Tous ces projets, portés par des réalisateurs ou réalisatrices en tout début de carrière, bénéficient à Cannes d’un accompagnement concret : rendez-vous professionnels personnalisés, rencontres avec des producteurs français, conseils pour l’élaboration de coproductions efficaces. Une démarche qui vise à soutenir le renouvellement générationnel du cinéma marocain et à inscrire les jeunes talents dans un cadre international dès la genèse de leurs projets.

La présence de Madame Rachida Dati, Ministre de la Culture de la République française, au Pavillon Marocain a ajouté à cet atelier une dimension institutionnelle forte. En rencontrant notamment les équipes de La maison des anges et de Malik, elle a réaffirmé l’engagement de la France en faveur de la coopération artistique avec le Maroc et souligné l’importance de ces échanges pour les industries culturelles des deux pays.

 

 

Au fil des initiatives, le Maroc esquisse ainsi les contours d’une politique culturelle ambitieuse et cohérente, fondée sur la valorisation de ses créateurs, l’ouverture aux partenariats, et l’ancrage de son cinéma dans les circuits internationaux de création, de diffusion et de coproduction. La présence à Cannes 2025, articulée autour d’une triple dimension – institutionnelle, artistique et pédagogique – incarne un tournant stratégique dans cette vision globale.

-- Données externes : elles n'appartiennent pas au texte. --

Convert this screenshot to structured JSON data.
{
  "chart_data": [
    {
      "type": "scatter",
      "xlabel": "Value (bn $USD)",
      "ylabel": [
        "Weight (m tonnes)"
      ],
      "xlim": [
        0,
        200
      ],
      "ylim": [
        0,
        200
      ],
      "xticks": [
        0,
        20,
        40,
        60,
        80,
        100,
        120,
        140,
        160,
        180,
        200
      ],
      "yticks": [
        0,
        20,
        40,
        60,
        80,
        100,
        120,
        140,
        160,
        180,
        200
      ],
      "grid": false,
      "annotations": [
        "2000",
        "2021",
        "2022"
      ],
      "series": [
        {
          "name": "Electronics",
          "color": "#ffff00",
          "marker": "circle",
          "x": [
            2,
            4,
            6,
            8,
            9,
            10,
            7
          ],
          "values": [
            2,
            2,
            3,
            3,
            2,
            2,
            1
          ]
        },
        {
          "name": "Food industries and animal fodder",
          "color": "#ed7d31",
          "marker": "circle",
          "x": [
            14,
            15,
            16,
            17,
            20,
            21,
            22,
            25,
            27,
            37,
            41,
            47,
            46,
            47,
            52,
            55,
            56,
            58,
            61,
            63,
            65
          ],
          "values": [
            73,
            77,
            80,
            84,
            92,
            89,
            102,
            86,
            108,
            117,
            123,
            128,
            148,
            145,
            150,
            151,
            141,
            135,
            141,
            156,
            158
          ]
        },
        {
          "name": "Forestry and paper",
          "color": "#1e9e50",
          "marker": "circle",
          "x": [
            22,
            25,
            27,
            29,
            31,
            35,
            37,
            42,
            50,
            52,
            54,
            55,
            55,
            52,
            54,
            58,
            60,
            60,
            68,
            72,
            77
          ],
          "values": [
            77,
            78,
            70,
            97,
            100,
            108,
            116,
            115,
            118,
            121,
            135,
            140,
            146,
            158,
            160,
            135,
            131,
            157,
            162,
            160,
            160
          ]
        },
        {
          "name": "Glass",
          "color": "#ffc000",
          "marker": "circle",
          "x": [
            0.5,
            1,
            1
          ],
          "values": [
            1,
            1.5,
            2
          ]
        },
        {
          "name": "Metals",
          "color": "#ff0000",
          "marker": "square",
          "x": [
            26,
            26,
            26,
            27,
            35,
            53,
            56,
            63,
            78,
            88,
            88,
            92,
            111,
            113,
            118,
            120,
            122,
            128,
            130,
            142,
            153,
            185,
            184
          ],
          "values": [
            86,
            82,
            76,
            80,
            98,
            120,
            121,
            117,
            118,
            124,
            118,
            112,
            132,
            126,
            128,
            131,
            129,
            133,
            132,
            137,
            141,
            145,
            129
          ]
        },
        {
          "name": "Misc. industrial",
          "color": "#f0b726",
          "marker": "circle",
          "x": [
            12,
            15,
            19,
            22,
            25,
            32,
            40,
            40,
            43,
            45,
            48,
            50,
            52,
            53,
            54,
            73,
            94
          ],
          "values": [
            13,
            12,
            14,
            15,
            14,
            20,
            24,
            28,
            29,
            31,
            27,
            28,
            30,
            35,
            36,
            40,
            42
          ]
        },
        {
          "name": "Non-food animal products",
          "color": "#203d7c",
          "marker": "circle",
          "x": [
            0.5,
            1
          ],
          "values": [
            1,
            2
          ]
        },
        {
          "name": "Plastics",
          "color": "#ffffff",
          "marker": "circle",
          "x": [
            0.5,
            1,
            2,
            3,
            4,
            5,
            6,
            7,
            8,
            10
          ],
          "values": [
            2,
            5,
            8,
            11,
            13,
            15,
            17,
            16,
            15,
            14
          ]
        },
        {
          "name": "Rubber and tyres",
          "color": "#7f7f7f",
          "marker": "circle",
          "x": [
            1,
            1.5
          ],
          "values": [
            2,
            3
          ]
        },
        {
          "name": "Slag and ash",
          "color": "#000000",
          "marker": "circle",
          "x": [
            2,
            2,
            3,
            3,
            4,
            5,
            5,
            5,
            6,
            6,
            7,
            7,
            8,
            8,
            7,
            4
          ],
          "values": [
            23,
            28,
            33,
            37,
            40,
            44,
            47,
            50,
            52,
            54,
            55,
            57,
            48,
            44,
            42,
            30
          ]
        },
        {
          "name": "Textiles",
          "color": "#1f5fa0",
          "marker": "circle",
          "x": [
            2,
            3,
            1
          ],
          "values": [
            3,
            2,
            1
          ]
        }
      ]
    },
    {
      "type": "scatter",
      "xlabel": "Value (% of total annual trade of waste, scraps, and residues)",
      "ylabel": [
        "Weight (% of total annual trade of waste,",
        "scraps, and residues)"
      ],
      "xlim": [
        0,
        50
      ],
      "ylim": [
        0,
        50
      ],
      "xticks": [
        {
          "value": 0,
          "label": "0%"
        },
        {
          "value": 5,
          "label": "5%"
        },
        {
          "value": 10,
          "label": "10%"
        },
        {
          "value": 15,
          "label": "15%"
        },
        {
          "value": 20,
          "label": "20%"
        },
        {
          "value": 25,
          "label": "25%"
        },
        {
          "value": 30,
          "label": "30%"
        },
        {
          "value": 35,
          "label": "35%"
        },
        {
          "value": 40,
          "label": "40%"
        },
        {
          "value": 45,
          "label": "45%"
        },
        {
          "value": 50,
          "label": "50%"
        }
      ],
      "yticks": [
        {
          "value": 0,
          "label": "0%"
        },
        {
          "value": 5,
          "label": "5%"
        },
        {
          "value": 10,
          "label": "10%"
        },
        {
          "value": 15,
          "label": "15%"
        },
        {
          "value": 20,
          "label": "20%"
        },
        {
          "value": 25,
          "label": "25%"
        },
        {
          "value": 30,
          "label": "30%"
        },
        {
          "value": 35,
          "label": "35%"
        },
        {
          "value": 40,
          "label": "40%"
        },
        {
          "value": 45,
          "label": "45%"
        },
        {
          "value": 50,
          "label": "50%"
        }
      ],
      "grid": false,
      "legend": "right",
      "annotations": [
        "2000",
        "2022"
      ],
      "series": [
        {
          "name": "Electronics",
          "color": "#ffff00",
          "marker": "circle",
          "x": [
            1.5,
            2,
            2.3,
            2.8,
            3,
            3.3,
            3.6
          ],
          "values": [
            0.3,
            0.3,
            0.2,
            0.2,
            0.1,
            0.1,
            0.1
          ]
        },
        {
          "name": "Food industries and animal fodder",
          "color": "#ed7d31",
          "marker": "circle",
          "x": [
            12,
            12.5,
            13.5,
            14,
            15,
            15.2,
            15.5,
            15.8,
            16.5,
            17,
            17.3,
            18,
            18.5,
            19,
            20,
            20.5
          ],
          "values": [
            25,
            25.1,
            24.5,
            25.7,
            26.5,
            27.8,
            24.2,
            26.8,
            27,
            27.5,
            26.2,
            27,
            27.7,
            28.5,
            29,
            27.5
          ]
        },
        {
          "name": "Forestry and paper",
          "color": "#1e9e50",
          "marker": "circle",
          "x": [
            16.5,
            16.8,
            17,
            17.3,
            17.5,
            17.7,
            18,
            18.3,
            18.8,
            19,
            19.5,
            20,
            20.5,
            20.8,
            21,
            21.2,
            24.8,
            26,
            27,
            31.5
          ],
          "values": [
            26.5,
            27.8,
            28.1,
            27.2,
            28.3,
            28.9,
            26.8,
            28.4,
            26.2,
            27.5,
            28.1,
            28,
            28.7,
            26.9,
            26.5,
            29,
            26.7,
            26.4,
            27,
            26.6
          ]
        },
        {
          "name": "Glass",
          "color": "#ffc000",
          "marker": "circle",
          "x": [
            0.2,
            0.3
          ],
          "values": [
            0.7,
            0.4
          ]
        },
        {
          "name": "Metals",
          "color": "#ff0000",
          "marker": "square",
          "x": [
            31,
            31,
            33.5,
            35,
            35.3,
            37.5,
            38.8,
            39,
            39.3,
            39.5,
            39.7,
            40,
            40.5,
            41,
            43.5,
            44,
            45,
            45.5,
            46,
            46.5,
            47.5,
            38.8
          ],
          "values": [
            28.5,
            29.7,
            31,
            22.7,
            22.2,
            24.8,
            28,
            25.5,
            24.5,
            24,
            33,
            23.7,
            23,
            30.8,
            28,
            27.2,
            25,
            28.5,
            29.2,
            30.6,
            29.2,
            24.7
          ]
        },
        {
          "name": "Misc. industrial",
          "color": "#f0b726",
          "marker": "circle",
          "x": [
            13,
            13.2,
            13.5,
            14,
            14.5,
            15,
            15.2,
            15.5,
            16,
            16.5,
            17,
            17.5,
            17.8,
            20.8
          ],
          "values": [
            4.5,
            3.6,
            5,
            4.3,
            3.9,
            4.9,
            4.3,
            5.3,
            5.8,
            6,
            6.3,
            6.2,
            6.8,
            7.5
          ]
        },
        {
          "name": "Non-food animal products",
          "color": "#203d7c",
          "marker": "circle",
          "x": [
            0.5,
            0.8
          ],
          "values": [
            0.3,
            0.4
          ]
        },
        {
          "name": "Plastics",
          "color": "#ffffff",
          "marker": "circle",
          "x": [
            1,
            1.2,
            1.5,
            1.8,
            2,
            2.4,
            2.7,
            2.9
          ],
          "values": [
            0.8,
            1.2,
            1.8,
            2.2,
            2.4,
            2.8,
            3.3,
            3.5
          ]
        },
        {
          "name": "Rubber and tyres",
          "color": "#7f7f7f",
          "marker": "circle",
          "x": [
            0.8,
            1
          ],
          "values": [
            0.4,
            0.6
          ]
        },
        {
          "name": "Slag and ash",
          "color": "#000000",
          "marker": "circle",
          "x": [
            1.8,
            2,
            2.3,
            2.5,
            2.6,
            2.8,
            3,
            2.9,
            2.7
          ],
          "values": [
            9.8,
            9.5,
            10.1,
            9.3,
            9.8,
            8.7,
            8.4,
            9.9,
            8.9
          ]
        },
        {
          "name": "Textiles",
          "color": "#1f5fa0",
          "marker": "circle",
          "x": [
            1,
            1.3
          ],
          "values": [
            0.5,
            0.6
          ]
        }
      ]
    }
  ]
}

Mais au-delà des images, des chiffres et des présences, une question se pose désormais : cette politique d’exportation et de structuration saura-t-elle nourrir un écosystème interne durable, capable d’offrir aux créateurs marocains, au-delà des projecteurs cannois, les conditions d’une liberté artistique et d’une véritable autonomie de production ? Alors que s’ouvrent les prochaines échéances internationales, cette interrogation demeure au cœur des défis que le cinéma marocain devra relever pour affirmer pleinement sa place sur la carte mondiale du 7ᵉ art.